I had the misfortune (YMMV) to read the sententious, self-satisfied Rolling Stone issue on Teh Environment etc. (though I have long wondered about Roger Daltrey’s and Ludacris’s views on climate change).
But that’s not what I’m here to talk about/slam, per se. Reading it, I thought, “Geez, the tone of many of these writers and the musicians they’re interviewing is not so very different to that of a fairly intolerant born again proselytizer who insists there’s only one way to see things and implies that you’re stupid and hellbound if you don’t agree with his sectarian beliefs.”
Again, YMMV.
So I’m not thinking my reaction was especially insightful, as many others have pointed to Green-ism or other “progressive” (anti-smoking, etc.) movements as being (allegedly) “secular religions.”
I remember Philip Dick saying that when organized religion goes away, the religious impulse – the need to have a Big Theory or a Big Cause to explain everything, and to justify the believer – remains fully intact. In his case, the Big Theory was that there’s an order and purpose to everything, but when you subtract God out, this order/purpose looks a lot less benign, and can become a big cosmological conspiracy theory of how your life is being controlled, and not necessarily by a benevolent god. But I doubt Dick was the first to identify the phenomenon of post-religion “religiosity” in social or political causes.

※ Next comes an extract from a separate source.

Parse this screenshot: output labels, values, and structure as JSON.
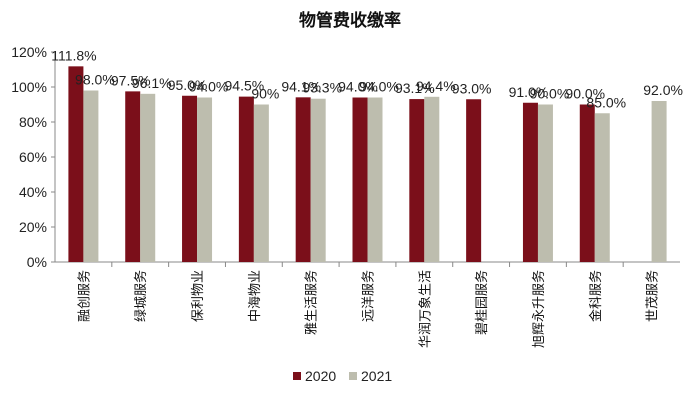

Who was the first (or were the first) to notice (or allege) that beliefs or causes held dear by largely-secular modernites often come to look like (or allegedly look like) and be argued/urged in much the same way as the religious dogma of earlier days?
This is actually something of a GQ as I’m just looking for the names of authors/analysts, but I suspect it may spur some disagreement as to the premises (even though I’m not looking for that), so put it here.
You may wish to check out Eric Hoffer’s The True Believer. Don’t know if it is the first, mind you, but it was certainly influential - and I think a good read.
In fewer words, you’re merely asking when was the term “self-righteous” coined. I couldn’t find the answer, but apparently the phrase and concept is much older than modern times (and what does this have to do with race?).
Not exactly. I am assuming arguendo that all the religiously-based dogmas of prior days could have been (and sometimes were) characterized as “self-righteous.” My question is not whether the Puritans acted or were described as acting self-righteously – my question is when did observers first start noticing, or commenting on, “religious-like” traits (including but not limited to self-righteousness) in ostensibly non-religious advocates of some cause or belief.